En las eliminatorias, Zaire había dejado en el camino a Togo y Camerún y en la fase final se cruzó con Zambia y Marruecos, que tampoco ofrecieron demasiada resistencia ante el poderío zaireño. Los leopardos, cómodos, terminaron con puntaje ideal.

Ya en territorio europeo, nadie esperaba demasiado de los africanos, que pese al rápido avance del fútbol en esa región estaba a años luz incluso de las selecciones más flojas. Para colmo, el sorteo los mandó a un grupo bien complicado: Brasil, Yugoslavia y Escocia.

En el debut en Dortmund, ante Escocia, Zaire cayó 2 a 0. A pesar del resultado adverso, y de haber sido partícipe necesario en uno de los tantos, el arquero Muamba Kazadi fue una de las figuras del encuentro, se bancó el peloteo europeo como un duque y salvó su valla de una verdadera masacre.

Las cosas comenzaron a ponerse (todavía) más oscuras antes del segundo match, contra Yugoslavia, cuando un asesor del gobierno que viajó con el plantel les avisó que no iban a cobrar la plata que les habían prometido por disputar el Mundial. Los morochos llegaron a pensar en no presentarse, pero finalmente decidieron salir a la cancha sin muchas ganas. Se comieron ¡nueve! "Podríamos haber caído por 20, habíamos perdido nuestra moral", comentó después N'Daye, una de las estrellas de aquel equipo.

En ese partido estalló una polémica en torno al arquero Kazadi, que se fue reemplazado tras el tercer gol yugoslavo. No fueron pocos los que pensaron que se trataba de una maniobra del técnico Vidinic para beneficiar a su país de origen. Encima, en la jugada posterior al cambio, Yugoslavia clavó el cuarto. En realidad, Vidinic recibió instrucciones de los dirigentes zaireños que estaban en Alemania para sacarlo en ese instante. Obviamente, nunca se atrevió a pedir explicaciones. 
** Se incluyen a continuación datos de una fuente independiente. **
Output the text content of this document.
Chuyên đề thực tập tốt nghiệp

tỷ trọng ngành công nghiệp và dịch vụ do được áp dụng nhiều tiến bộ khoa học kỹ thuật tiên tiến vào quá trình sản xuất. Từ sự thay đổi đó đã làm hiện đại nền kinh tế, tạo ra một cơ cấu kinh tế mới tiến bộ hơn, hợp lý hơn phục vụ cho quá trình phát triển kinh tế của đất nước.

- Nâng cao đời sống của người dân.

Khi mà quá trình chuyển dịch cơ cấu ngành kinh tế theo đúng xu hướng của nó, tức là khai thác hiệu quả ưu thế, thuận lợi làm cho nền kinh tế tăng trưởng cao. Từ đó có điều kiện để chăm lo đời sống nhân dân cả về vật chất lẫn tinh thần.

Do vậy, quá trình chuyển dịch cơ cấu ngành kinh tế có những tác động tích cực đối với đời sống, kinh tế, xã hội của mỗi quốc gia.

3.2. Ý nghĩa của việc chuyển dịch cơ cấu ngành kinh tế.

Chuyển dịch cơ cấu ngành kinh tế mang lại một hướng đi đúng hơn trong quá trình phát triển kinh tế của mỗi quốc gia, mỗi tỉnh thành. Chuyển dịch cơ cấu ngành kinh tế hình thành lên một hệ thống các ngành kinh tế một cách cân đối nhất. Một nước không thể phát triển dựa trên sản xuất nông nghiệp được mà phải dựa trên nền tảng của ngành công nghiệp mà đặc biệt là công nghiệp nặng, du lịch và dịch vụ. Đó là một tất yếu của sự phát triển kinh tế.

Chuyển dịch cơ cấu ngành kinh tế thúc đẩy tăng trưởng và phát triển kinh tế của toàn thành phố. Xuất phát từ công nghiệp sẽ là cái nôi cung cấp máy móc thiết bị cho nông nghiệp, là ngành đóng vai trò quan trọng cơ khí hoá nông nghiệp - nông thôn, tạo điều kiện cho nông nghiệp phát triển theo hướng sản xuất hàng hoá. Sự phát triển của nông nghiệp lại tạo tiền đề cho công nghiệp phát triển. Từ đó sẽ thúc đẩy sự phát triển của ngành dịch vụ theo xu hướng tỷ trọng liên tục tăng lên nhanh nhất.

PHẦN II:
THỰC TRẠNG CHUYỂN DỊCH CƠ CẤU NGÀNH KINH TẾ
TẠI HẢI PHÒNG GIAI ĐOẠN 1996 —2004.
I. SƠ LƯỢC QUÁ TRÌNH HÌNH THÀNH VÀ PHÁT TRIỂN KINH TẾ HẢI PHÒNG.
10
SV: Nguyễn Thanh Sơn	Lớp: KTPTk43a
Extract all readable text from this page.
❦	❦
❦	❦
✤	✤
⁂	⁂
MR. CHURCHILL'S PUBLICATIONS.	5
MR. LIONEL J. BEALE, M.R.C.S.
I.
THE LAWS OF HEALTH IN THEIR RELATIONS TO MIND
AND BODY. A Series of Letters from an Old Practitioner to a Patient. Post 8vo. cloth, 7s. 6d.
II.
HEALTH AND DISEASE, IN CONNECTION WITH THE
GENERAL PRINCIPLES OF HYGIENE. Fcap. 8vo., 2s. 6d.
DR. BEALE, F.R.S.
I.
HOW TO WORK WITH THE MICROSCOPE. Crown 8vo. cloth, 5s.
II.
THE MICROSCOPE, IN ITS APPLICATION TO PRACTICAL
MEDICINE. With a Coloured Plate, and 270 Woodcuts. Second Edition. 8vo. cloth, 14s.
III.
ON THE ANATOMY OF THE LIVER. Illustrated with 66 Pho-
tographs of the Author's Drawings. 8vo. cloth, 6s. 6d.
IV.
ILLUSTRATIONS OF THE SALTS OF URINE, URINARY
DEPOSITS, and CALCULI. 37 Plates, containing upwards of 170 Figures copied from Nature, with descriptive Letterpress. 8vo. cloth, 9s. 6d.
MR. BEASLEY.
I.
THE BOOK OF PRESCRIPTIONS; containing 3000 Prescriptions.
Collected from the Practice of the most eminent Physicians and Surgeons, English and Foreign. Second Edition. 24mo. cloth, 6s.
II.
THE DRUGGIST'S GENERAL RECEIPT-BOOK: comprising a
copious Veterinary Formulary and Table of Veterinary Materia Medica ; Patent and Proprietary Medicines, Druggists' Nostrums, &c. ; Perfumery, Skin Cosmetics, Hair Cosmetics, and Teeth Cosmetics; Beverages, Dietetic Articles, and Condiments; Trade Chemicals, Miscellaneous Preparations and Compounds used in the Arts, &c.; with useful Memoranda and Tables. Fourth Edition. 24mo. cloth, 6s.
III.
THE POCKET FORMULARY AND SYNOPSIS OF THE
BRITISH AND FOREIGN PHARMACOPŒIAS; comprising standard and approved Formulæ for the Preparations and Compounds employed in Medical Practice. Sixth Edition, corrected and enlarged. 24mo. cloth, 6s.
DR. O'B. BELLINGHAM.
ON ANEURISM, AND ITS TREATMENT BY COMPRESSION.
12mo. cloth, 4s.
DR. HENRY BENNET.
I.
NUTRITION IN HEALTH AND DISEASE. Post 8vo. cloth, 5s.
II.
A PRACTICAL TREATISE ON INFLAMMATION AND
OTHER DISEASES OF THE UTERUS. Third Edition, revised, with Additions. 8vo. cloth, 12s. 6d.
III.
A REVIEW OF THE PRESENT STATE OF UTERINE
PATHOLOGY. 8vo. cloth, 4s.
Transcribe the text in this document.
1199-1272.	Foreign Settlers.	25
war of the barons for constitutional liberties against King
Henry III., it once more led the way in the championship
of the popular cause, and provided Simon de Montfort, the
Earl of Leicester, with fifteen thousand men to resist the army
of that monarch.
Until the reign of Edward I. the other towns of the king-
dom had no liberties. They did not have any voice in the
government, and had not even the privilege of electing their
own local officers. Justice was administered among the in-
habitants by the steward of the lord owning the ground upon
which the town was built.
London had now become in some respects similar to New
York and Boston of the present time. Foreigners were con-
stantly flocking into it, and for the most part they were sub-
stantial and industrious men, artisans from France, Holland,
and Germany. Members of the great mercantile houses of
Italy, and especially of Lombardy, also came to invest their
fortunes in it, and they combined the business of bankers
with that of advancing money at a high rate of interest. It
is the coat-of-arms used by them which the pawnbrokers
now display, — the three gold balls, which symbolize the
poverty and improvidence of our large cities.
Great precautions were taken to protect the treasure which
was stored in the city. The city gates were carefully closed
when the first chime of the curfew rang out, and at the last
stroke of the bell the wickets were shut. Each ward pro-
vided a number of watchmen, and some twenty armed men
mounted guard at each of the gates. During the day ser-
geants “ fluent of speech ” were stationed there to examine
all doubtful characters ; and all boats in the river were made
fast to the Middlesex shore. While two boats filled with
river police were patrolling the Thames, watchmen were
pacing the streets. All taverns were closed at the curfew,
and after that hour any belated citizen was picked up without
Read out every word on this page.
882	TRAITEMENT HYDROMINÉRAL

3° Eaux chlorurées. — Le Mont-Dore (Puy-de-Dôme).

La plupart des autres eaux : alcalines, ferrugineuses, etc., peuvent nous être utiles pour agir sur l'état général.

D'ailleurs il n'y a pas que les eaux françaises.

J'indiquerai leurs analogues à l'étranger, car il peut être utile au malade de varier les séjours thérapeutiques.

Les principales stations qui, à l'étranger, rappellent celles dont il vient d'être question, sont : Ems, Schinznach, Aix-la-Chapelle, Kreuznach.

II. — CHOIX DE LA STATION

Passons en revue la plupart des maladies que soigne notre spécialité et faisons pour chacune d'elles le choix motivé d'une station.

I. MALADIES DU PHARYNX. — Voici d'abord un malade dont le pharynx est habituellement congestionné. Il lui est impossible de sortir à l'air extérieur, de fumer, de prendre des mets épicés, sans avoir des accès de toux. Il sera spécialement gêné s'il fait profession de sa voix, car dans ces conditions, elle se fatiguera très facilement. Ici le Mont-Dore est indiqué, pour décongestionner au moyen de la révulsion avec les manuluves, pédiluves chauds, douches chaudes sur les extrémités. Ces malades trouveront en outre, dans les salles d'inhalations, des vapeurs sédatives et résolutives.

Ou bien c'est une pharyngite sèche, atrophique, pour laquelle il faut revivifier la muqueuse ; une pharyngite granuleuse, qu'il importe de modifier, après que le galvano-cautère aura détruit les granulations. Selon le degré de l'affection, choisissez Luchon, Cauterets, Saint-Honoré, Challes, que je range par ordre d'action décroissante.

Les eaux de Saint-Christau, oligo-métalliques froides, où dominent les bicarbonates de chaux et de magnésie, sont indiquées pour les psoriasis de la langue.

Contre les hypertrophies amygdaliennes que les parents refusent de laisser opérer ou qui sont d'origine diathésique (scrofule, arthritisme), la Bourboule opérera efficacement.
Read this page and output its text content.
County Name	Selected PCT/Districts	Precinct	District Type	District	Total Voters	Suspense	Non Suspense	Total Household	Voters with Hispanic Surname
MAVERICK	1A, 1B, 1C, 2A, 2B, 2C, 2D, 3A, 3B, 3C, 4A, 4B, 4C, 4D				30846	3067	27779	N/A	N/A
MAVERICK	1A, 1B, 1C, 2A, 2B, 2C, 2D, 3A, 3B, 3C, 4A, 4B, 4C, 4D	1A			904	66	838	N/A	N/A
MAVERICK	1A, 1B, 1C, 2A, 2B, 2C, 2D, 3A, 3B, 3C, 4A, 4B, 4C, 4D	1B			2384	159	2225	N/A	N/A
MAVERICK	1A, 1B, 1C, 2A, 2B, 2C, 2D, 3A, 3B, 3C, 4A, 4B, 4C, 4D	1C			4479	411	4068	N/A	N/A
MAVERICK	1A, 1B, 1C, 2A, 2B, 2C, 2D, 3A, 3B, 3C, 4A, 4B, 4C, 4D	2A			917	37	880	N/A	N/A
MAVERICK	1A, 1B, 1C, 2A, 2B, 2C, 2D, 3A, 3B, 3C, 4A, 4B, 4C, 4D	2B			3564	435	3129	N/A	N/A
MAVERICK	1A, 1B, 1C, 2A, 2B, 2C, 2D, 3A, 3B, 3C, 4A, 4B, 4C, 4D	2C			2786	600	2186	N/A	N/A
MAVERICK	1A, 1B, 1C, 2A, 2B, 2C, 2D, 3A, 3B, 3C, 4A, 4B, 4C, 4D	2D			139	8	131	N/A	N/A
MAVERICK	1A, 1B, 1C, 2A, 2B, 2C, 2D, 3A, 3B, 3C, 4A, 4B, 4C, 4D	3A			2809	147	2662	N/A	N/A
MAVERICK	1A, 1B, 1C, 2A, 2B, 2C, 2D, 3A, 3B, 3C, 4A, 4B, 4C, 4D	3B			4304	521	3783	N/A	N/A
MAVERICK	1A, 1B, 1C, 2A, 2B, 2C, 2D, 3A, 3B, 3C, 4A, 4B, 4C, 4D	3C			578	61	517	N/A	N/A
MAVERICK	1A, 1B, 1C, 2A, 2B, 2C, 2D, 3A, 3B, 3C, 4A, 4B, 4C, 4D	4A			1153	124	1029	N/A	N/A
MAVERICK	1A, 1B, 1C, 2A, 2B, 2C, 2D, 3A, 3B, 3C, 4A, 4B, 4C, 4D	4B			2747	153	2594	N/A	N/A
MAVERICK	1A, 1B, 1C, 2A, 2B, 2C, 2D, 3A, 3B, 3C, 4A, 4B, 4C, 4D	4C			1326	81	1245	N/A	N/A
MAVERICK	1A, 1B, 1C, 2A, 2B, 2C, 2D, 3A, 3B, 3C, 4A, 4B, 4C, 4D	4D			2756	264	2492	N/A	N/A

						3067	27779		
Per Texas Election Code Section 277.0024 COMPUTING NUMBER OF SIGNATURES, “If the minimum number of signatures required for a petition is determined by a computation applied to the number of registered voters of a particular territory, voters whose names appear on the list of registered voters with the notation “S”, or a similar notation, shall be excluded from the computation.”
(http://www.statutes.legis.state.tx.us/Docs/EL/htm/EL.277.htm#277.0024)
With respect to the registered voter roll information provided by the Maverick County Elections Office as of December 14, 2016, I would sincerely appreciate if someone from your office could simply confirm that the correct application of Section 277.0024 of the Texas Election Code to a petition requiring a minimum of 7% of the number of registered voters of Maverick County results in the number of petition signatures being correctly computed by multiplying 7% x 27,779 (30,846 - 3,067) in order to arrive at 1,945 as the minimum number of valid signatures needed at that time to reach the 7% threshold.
Tras el 4 a 0, N’Daye se fue expulsado por patear al árbitro, aunque el que pateó al juez fue sido Ilunga Mwepu, pero viste que los negros estos son todos parecidos… (?)

"Los árbitros no nos distinguen y ni siquiera lo intentan. Ellos sólo ven nuestro color y piensan que somos todos iguales. Le dije que no fui yo el que lo golpeó. Mi compañero le dijo que había sido él, pero no quiso escucharnos. Lloré terriblemente tras aquella injusticia", exclamó N’Daye tras el encuentro.

El 0-9 no cayó muy bien entre las autoridades. Motubu prohibió el ingreso de los periodistas al hotel donde se concentraban los jugadores y envió a sus guardias a que pusieran un poco de orden. Bebote style. El mensaje fue clarito: “Si pierden por cuatro goles contra Brasil, son boleta”.

El tema es que para un equipo que no llegaba ni a casi amateur comerse cuatro contra el campeón vigente era algo bastante probable y entonces, el 22 de junio de 1974, ya eliminada y con la soga al cuello, Zaire salió a jugar contra los reyes del jogo bonito con un cagazo padre.

A los 12 minutos, Jairzinho puso el 1 a 0. Después, durante un buen rato, los sudamericanos se dedicaron a prestarse la pelotita ante la mirada nerviosa de los morochos. A los 66’, Rivelino marcó el 2 a 0. Y el tercero, a través de Valdomiro, no tardó mucho en llegar.



Cuando faltaban solamente cinco minutos para el final, el árbitro pitó un tiro libre para Brasil en el borde del área. Rivelino la acomodó y todos se alborotaron. No les alcanzaban las religiones para rezar y pedir que esa pelota se fuera a cualquier lado, pegara en el palo, se estrellara en la barrera o, en el peor de los casos, terminara muerta en las manos del arquero después de controlarla en dos tiempos.

Apenas escuchó el silbatazo, Mwepu enloqueció, corrió desencajado y mandó el balón a la mierda, ganándose la tarjeta amarilla. Lo que en ese momento para la prensa mundial fue tomado como una muestra gratis del salvajismo africano y una completa ignorancia del reglamento del fútbol, no se trataba de otra cosa que un intento desesperado por salvar su vida y la de sus compañeros.

Y sirvió, porque después de la ejecución, los leopardos pudieron mantener la valla en -3. Tras el Mundial, la generación dorada de Zaire regresó a su país, donde convivieron para siempre con el olvido y la indiferencia.